Over the air, a southernly accented gentleman began telling his story. The phrase, “church of Christ” was in his first few utterances. So were “prison,” “granddaddy” and “warden.” Having been part of a Southern church of Christ upbringing, I knew this story was going to be good. I just didn’t know how great it would be.
The voice on the radio belonged to Paul Cauthen. He told about growing up in a religious environment, learning to sing a capella – the church of Christ way – and leading a relatively religious life until his parents split. Then, he tried every vice known with the same fervor his granddaddy had taught him to sing.
His story flowed from his childhood bathtub where his granddaddy taught him to sing, to the church house, to watching his mom’s divorce-caused heartache, to his incarceration. At each turn, his tale brought forth sounds, smells and tastes with great vividness. Especially, if you’ve experienced any of them.
It was real
You could hear the 400-member congregation singing as Cauthen described the harmony of its voices, sans that one trilling female member every congregation has.

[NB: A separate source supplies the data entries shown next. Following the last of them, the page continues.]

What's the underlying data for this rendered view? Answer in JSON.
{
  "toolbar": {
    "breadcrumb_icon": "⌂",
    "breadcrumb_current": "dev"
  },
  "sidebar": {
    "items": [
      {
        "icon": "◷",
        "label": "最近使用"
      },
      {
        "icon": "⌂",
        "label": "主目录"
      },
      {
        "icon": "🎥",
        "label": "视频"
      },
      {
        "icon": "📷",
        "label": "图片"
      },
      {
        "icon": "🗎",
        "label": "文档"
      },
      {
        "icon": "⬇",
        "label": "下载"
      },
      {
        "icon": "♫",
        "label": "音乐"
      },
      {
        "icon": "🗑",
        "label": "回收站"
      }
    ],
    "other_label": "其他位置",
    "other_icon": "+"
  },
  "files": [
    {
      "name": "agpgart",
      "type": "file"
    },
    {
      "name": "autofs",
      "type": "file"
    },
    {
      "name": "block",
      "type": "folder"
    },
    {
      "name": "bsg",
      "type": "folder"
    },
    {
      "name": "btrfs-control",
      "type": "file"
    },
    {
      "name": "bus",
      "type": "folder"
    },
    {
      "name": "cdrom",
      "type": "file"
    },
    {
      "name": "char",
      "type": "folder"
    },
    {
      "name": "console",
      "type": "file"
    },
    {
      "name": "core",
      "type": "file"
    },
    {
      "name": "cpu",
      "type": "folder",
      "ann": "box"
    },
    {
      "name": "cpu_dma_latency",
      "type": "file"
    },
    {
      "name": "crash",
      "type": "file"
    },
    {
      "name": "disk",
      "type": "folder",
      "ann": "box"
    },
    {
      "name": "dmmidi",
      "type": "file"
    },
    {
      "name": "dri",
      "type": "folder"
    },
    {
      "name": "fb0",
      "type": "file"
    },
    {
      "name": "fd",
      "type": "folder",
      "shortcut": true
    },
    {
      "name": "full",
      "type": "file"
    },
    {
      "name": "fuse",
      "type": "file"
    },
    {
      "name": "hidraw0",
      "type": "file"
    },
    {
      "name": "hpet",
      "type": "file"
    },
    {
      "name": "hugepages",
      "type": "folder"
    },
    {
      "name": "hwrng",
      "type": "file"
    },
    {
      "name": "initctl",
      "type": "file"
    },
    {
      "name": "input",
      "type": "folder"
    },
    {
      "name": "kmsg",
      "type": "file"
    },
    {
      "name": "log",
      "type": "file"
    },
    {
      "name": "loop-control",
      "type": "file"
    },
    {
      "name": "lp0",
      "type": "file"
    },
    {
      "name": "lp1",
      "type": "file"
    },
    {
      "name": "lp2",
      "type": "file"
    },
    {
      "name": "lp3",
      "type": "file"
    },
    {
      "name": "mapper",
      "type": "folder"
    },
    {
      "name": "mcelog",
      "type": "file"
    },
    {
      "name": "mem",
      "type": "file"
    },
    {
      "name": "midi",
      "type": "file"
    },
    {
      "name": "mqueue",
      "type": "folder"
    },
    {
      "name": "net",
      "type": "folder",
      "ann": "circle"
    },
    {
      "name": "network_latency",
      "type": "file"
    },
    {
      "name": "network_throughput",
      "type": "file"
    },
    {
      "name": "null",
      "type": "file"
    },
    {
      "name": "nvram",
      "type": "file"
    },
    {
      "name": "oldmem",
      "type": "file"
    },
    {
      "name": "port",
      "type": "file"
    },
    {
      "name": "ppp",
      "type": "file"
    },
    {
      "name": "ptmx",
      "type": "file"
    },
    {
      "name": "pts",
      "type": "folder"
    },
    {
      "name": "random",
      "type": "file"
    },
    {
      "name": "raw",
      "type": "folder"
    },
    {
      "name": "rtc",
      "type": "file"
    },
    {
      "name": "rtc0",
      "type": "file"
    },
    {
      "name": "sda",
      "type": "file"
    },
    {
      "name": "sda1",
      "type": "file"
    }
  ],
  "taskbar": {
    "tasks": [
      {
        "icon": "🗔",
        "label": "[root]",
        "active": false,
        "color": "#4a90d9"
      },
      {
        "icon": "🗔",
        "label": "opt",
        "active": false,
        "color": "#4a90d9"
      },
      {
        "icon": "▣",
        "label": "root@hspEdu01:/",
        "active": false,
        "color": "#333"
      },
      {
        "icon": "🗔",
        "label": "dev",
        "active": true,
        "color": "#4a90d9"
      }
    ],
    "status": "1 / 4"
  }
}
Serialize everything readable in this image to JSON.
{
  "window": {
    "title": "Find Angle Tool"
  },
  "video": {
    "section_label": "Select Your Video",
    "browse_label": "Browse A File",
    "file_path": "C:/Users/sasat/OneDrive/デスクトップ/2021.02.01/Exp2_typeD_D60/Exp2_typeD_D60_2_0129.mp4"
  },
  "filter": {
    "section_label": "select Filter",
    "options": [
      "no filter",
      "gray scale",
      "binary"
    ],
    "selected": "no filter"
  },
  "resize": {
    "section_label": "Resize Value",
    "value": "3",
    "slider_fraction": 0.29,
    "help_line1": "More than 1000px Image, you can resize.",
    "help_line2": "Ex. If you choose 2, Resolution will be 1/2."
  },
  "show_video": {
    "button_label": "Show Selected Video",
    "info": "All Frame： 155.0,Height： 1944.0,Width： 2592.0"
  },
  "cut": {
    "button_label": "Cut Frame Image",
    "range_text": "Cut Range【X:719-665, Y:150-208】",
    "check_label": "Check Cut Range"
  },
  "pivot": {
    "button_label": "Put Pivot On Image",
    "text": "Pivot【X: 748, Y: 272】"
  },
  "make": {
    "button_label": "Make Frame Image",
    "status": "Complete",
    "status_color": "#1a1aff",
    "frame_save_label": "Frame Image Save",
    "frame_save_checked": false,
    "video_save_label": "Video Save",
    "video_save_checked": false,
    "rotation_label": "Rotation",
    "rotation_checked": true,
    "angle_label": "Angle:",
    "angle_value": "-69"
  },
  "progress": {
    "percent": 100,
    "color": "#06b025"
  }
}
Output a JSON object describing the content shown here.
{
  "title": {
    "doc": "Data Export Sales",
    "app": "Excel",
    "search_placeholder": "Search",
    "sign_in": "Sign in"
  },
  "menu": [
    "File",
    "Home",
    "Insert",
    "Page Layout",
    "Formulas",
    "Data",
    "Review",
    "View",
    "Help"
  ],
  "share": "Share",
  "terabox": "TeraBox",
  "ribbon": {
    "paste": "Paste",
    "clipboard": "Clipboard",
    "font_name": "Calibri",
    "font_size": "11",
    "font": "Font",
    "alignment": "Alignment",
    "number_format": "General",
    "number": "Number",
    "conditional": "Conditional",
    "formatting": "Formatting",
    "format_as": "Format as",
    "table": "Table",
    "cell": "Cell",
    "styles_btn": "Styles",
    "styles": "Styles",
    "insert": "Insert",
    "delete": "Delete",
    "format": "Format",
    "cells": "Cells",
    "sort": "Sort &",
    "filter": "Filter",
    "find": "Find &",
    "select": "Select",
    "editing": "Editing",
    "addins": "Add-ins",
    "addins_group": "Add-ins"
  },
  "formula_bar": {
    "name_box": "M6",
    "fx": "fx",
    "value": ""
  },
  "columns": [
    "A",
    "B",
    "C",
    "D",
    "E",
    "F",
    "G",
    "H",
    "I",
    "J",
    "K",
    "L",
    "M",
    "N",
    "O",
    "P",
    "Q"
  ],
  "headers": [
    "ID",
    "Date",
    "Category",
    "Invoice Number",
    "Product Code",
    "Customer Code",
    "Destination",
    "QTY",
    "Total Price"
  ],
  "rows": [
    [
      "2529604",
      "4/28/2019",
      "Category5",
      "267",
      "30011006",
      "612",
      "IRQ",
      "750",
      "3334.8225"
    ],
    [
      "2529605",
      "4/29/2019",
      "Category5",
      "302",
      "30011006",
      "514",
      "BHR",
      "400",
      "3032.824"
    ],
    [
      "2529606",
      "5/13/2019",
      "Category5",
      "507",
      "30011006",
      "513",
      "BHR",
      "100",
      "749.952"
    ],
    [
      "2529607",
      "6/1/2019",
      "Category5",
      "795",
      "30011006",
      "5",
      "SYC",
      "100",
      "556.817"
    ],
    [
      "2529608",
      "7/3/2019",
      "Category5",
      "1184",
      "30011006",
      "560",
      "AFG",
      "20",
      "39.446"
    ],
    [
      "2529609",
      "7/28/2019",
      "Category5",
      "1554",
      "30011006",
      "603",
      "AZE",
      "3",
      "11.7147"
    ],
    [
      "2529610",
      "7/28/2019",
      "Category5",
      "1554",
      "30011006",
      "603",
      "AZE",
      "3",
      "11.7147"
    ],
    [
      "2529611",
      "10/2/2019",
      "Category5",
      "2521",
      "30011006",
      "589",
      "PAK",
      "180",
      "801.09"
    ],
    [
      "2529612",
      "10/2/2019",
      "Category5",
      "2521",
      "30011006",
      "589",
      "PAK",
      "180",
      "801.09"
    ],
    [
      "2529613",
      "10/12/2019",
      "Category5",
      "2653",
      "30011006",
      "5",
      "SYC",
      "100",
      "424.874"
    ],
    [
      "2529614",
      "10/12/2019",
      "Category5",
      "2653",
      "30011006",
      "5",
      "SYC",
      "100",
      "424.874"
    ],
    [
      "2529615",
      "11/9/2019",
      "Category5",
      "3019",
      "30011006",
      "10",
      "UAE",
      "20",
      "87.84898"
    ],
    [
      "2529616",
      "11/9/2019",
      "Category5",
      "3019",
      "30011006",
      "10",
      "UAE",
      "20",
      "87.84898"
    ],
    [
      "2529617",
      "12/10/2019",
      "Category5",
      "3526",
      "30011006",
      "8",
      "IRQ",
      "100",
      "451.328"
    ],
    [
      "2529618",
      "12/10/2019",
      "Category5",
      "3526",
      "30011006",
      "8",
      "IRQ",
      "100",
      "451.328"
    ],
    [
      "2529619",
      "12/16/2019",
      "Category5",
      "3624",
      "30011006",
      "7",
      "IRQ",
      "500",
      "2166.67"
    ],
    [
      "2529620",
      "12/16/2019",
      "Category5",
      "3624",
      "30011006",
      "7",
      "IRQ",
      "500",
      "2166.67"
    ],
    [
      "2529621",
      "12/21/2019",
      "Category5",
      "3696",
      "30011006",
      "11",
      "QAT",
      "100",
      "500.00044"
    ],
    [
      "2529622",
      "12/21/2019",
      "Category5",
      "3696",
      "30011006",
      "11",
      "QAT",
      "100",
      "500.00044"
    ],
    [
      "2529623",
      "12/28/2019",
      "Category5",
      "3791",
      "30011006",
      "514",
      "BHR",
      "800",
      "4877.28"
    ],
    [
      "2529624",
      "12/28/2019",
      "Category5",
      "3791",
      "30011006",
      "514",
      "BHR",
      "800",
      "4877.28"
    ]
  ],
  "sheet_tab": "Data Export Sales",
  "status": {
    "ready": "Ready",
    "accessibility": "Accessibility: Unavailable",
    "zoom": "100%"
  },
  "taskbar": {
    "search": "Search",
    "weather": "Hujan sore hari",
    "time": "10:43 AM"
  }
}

Anyone who has ever experienced even a nanosecond of a Southern Oklahoma or North Texas summer could smell the dirt and feel the life-sapping humidity as he recalled working on a chain gang near I-20 and Highway 69. Heck, you could even see the little heat waves that pop up on the horizon.
Listening further, you could sense the sweat dripping down Cauthen’s temples and the nervousness in his voice as he struck a deal with the warden overseeing his chain gang.
It was shortly after this deal was struck that the aroma, texture and taste (grease and all) of a Whataburger swept out of that little smartphone speaker and grabbed listeners with a force that could only have originated from Texas. (Well, for listeners who’ve had a true Whataburger experience, that is.) It was a force that made this story very real.
A burger, a band and brands
Cauthen’s story is best heard via his own words in the track How to Eat the Best Cheeseburger of all Time.
This story is much, much shorter than a church of Christ sermon. Yet, it adds authenticity to Cauthen and the reason his band sounds the way it does. It also affirms the soundness of the Whataburger brand. Listeners who “get” Whataburger no doubt had one soon after that airing.
It’s a fine example of building brands one story at a time.